How the Civil Service could change Sierra Leone by 2025


By 2007 many Sierra Leoneans were disillusioned with the two-term Ahmad Tejan Kabbah administration and felt that the president had failed to deliver on post-war development promises.




The parliamentary and presidential elections produced a transfer of power from the Sierra Leone People’s Party to a coalition of the All People’s Congress (APC) and the Peoples Movement for Democratic Change (PMDC) party. The APC’s Ernest Bai Koroma headed the new government.

The civil service by the quality of its knowledge and experience of public affairs supports elected government in devising effective state policies and has a responsibility to implement these policies for the nation’s well-being.

In which light, the Sierra Leone Civil Service played various roles in the 2007 transition with varying degrees of success.

During the 2007 transition, critical gaps existed, particularly in the middle, professional and senior management cadres.

There were only 995 civil servants in mid-level professional and technical grades – compared with 5, 858 in 1993/94 at the start of the war. Senior management of the service comprised 0.9 percent of the total workforce.


Major challenges facing the Sierra Leone Civil Service during the 2007 transition included political patronage, non-transparent methods of recruitment, lack of structured training, lack of support from civil servants themselves for action, limited administrative leadership and insufficient technical capacity at the middle.

It is debatable whether the 2007 transition produced the expected results leading to improvements that included effective management of the state and its financial and natural resources; promotion of sustainable development and political stability, and, critically, safeguarding constitutionalism, the rule of law and human rights.

The transition underscored the need for the government to generate policy and initiatives on issues of economic development, governance, democracy and other issues that highlight a human and social perspective to development, and bringing national voices, such as Parliament, the Auditor General, the Anti-Corruption Commission, Civil Society and the Media to bear on these issues.

In a bid at reform, Sierra Leone launched Vision 2025 on March 15, 2001. It was a comprehensive vision of the government’s long-term development objective within which the Poverty Reduction Strategy Paper (PRSP) was encapsulated.

Poverty Reduction Strategy Papers
 are prepared by in broad consultation with stakeholders and development partners, including the staffs of the World Bank and the International Monetary Fund. 

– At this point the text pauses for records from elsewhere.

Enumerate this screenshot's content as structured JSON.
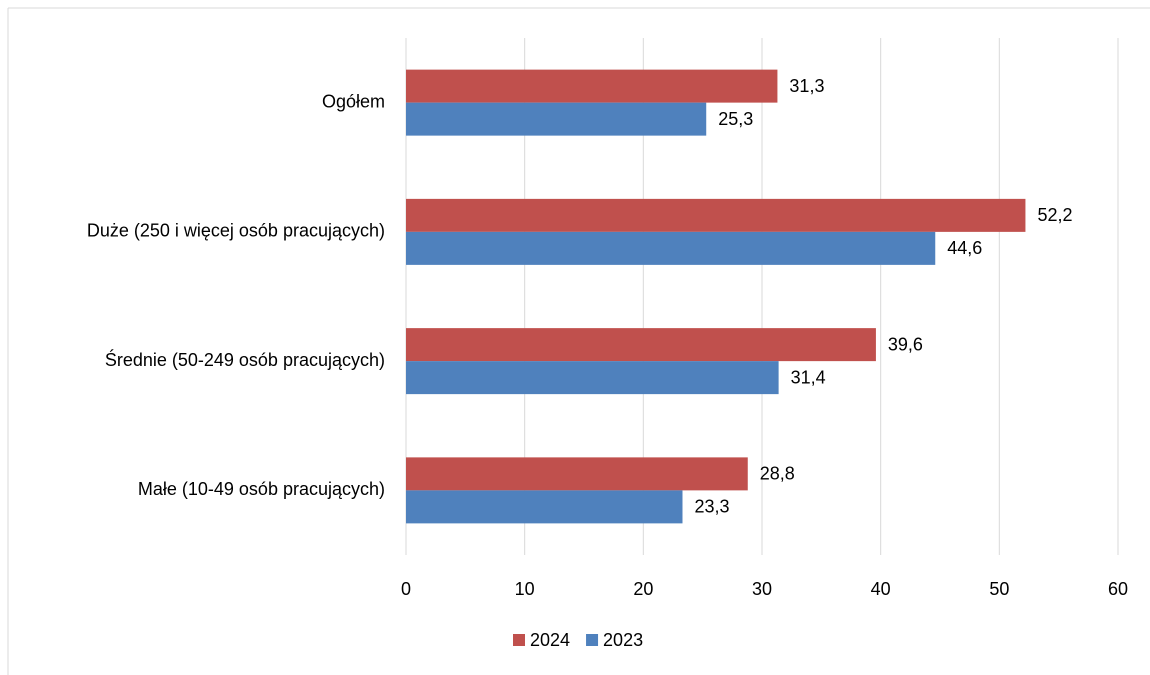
{
  "chart_data": {
    "type": "hbar",
    "categories": [
      "Ogółem",
      "Duże (250 i więcej osób pracujących)",
      "Średnie (50-249 osób pracujących)",
      "Małe (10-49 osób pracujących)"
    ],
    "series": [
      {
        "name": "2024",
        "color": "#c0504d",
        "values": [
          31.3,
          52.2,
          39.6,
          28.8
        ],
        "value_labels": [
          "31,3",
          "52,2",
          "39,6",
          "28,8"
        ]
      },
      {
        "name": "2023",
        "color": "#4f81bd",
        "values": [
          25.3,
          44.6,
          31.4,
          23.3
        ],
        "value_labels": [
          "25,3",
          "44,6",
          "31,4",
          "23,3"
        ]
      }
    ],
    "xlim": [
      0,
      60
    ],
    "xticks": [
      0,
      10,
      20,
      30,
      40,
      50,
      60
    ],
    "grid": true,
    "legend": "bottom"
  }
}
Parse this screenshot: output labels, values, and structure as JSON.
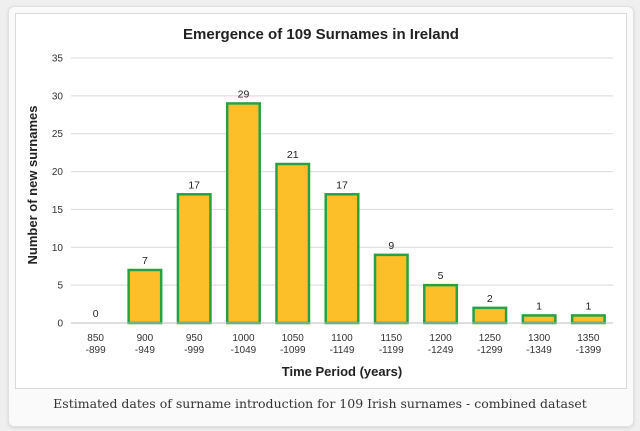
{
  "chart_data": {
    "type": "bar",
    "title": "Emergence of 109 Surnames in Ireland",
    "xlabel": "Time Period (years)",
    "ylabel": "Number of new surnames",
    "ylim": [
      0,
      35
    ],
    "yticks": [
      0,
      5,
      10,
      15,
      20,
      25,
      30,
      35
    ],
    "categories": [
      [
        "850",
        "-899"
      ],
      [
        "900",
        "-949"
      ],
      [
        "950",
        "-999"
      ],
      [
        "1000",
        "-1049"
      ],
      [
        "1050",
        "-1099"
      ],
      [
        "1100",
        "-1149"
      ],
      [
        "1150",
        "-1199"
      ],
      [
        "1200",
        "-1249"
      ],
      [
        "1250",
        "-1299"
      ],
      [
        "1300",
        "-1349"
      ],
      [
        "1350",
        "-1399"
      ]
    ],
    "values": [
      0,
      7,
      17,
      29,
      21,
      17,
      9,
      5,
      2,
      1,
      1
    ],
    "data_labels": true,
    "grid": true,
    "colors": {
      "bar_fill": "#fcbf2a",
      "bar_edge": "#27a243",
      "grid": "#d9d9d9"
    }
  },
  "caption": "Estimated dates of surname introduction for 109 Irish surnames - combined dataset"
}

One of the key objectives of the then President Kabbah for the realization of its short and long-term development objectives was for action to be taken to create a leaner, well-motivated and capable, efficient Civil Service to implement the Poverty Reduction Strategy Papers.

Actions taken by the government included, among others, filling of critical gaps through competitive recruitment, the transformation of the Establishment Secretary’s Office to Human Resource Management Office, implementing comprehensive training policy, formulation of pay and grading strategy, records management, etc.

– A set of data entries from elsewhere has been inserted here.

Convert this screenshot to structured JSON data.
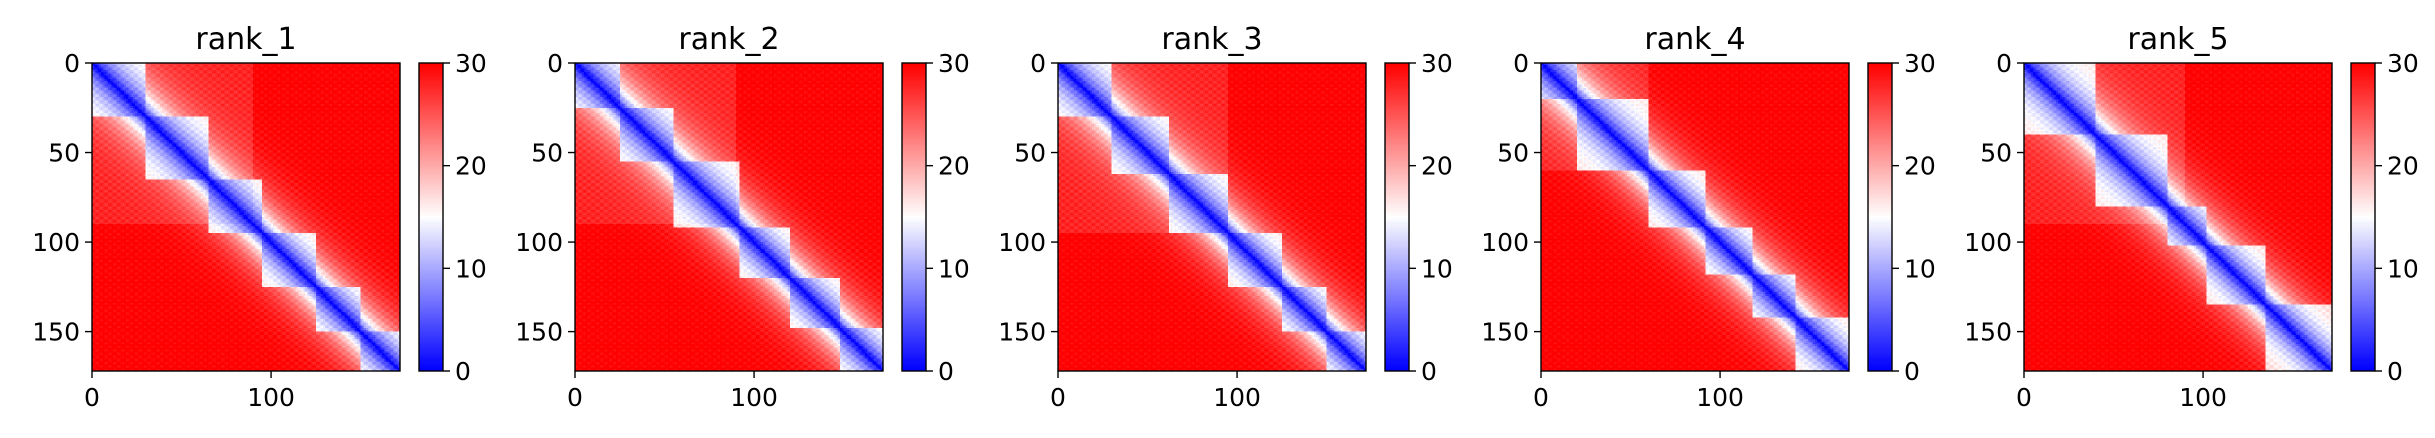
{
  "chart_data": [
    {
      "type": "heatmap",
      "title": "rank_1",
      "matrix_size": 172,
      "x_ticks": [
        "0",
        "100"
      ],
      "y_ticks": [
        "0",
        "50",
        "100",
        "150"
      ],
      "colorbar": {
        "min": 0,
        "max": 30,
        "ticks": [
          "0",
          "10",
          "20",
          "30"
        ],
        "colormap": "bwr"
      },
      "domains": [
        [
          0,
          30
        ],
        [
          30,
          65
        ],
        [
          65,
          95
        ],
        [
          95,
          125
        ],
        [
          125,
          150
        ],
        [
          150,
          172
        ]
      ],
      "secondary_block": [
        0,
        90
      ]
    },
    {
      "type": "heatmap",
      "title": "rank_2",
      "matrix_size": 172,
      "x_ticks": [
        "0",
        "100"
      ],
      "y_ticks": [
        "0",
        "50",
        "100",
        "150"
      ],
      "colorbar": {
        "min": 0,
        "max": 30,
        "ticks": [
          "0",
          "10",
          "20",
          "30"
        ],
        "colormap": "bwr"
      },
      "domains": [
        [
          0,
          25
        ],
        [
          25,
          55
        ],
        [
          55,
          92
        ],
        [
          92,
          120
        ],
        [
          120,
          148
        ],
        [
          148,
          172
        ]
      ],
      "secondary_block": [
        0,
        90
      ]
    },
    {
      "type": "heatmap",
      "title": "rank_3",
      "matrix_size": 172,
      "x_ticks": [
        "0",
        "100"
      ],
      "y_ticks": [
        "0",
        "50",
        "100",
        "150"
      ],
      "colorbar": {
        "min": 0,
        "max": 30,
        "ticks": [
          "0",
          "10",
          "20",
          "30"
        ],
        "colormap": "bwr"
      },
      "domains": [
        [
          0,
          30
        ],
        [
          30,
          62
        ],
        [
          62,
          95
        ],
        [
          95,
          125
        ],
        [
          125,
          150
        ],
        [
          150,
          172
        ]
      ],
      "secondary_block": [
        0,
        95
      ]
    },
    {
      "type": "heatmap",
      "title": "rank_4",
      "matrix_size": 172,
      "x_ticks": [
        "0",
        "100"
      ],
      "y_ticks": [
        "0",
        "50",
        "100",
        "150"
      ],
      "colorbar": {
        "min": 0,
        "max": 30,
        "ticks": [
          "0",
          "10",
          "20",
          "30"
        ],
        "colormap": "bwr"
      },
      "domains": [
        [
          0,
          20
        ],
        [
          20,
          60
        ],
        [
          60,
          92
        ],
        [
          92,
          118
        ],
        [
          118,
          142
        ],
        [
          142,
          172
        ]
      ],
      "secondary_block": [
        0,
        60
      ]
    },
    {
      "type": "heatmap",
      "title": "rank_5",
      "matrix_size": 172,
      "x_ticks": [
        "0",
        "100"
      ],
      "y_ticks": [
        "0",
        "50",
        "100",
        "150"
      ],
      "colorbar": {
        "min": 0,
        "max": 30,
        "ticks": [
          "0",
          "10",
          "20",
          "30"
        ],
        "colormap": "bwr"
      },
      "domains": [
        [
          0,
          40
        ],
        [
          40,
          80
        ],
        [
          80,
          102
        ],
        [
          102,
          135
        ],
        [
          135,
          172
        ]
      ],
      "secondary_block": [
        0,
        90
      ]
    }
  ]
}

A key area that needed reform during the 2007 transition centered on improvement of managerial capacity, and key competencies for policy development, design, implementation, and support for service delivery to take care of gaps in capacity in coordination, monitoring, evaluation, policy development, and strategic planning.

Experts link institutional and capacity weakness of the civil service with the fundamental causes of failure of the government to effectively translate development aspirations into real socio-economic benefits for most of the population.

The Sierra Leone Civil Service is a designated servant of the state or the central government employed as civilians. It does not include ministers or cabinet members or the Judiciary. It does not cover local government employees or the staff of public enterprises.

In this framework, the Sierra Leone civil service is the collection of administrative and professional staff employed on a permanent and pensionable basis to established posts by the state to advise on and execute its policies.
Its core functions include: offering non-partisan advice to political leadership; contributing to effective policy-making and regulation; effects, effective coordination between institutions of governance; providing leadership at different levels of administration; delivering government services and providing continuity and change to the administration.